In November 1938, a two-day terror strike known as Kristallnacht, or the "Night of Broken Glass" took place. Nazis in Germany murdered nearly 100 Jews, arrested 30,000 men and sent them to concentration camps, and destroyed Jewish homes and businesses. Kohn knew she had to get out — but how? She lacked the global acclaim that might warrant an international work visa, and most American university jobs required job applicants to have recent teaching experience, a qualification Kohn lacked due to the Nazi-imposed ban.

In the same month of Kristallnacht, a Princeton University physicist named Rudolf Ladenburg began pushing for Kohn's immigration. Ladenburg had directed Kohn's research in Breslau and had made a name for himself at Princeton.
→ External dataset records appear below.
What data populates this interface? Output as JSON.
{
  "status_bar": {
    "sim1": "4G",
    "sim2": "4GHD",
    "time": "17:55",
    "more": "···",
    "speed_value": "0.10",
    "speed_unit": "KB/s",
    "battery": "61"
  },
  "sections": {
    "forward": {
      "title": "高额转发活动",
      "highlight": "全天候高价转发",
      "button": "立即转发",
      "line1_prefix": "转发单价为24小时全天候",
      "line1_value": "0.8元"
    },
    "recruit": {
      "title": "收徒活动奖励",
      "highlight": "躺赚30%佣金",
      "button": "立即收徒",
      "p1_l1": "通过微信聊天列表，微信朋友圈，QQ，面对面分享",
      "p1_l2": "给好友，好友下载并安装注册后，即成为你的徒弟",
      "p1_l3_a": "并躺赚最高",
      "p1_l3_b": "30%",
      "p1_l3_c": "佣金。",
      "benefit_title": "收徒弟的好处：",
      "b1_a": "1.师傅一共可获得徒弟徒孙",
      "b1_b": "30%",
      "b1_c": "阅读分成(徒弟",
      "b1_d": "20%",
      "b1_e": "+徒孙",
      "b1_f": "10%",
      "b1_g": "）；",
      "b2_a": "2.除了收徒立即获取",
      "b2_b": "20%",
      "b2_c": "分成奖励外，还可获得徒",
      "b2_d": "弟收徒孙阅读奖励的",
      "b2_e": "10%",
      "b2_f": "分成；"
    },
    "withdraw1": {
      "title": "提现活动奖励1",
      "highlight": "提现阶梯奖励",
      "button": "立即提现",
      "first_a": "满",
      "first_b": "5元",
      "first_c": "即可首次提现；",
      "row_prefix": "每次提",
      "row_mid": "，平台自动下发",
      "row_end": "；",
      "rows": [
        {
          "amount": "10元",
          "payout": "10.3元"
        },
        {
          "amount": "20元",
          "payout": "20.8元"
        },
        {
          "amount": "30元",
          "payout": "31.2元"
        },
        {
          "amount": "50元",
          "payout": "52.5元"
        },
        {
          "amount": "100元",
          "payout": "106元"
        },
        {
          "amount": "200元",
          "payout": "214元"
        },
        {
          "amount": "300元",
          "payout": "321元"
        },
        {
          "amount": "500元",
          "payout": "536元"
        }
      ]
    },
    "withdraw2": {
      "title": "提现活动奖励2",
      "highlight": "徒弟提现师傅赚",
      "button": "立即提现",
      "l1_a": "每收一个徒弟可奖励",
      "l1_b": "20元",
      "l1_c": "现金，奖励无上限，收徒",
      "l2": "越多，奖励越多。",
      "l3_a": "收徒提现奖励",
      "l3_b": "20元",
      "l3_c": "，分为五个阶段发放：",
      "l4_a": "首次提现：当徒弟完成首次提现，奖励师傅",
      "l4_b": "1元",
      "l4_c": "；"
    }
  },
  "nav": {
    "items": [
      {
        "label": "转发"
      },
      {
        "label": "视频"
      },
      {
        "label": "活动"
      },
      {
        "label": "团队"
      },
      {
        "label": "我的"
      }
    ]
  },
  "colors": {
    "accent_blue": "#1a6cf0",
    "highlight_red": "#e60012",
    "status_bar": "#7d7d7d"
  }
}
With the help of his initial insistence, the International Federation of University Women (IFUW) and the Society for the Protection of Science and Learning (SPSL) in London created a university position for Kohn in 1939. But just before she could flee, World War II officially broke out, and England revoked all visas for "enemy aliens."

Refusing to give up hope, Kohn, Ladenburg and representatives from several international organizations exchanged more than 70 letters with institutions, eventually securing Kohn job offers at three U.S. schools. She was granted a visa to the U.S. via Sweden — just before her only brother was deported and killed by the Nazis.

Kohn eventually made it from Stockholm to Greensboro, North Carolina in 1940. She went on to spend nearly two decades teaching physics at both the Woman's College of the University of North Carolina and Wellesley College in Massachusetts. Though she retired in 1952, Kohn wasn't quite ready to call it quits on her career. She took on a research position at Duke University, studying flame spectroscopy, and according to the The Encyclopedia of Jewish Women, she "experienced a renaissance in the 1960s in the framework of combustion science and plasma physics."

By the time of her death in 1964, Kohn had produced numerous scientific publications, written several book chapters, secured a patent, and made a lasting impact as an innovator within the STEM world and beyond.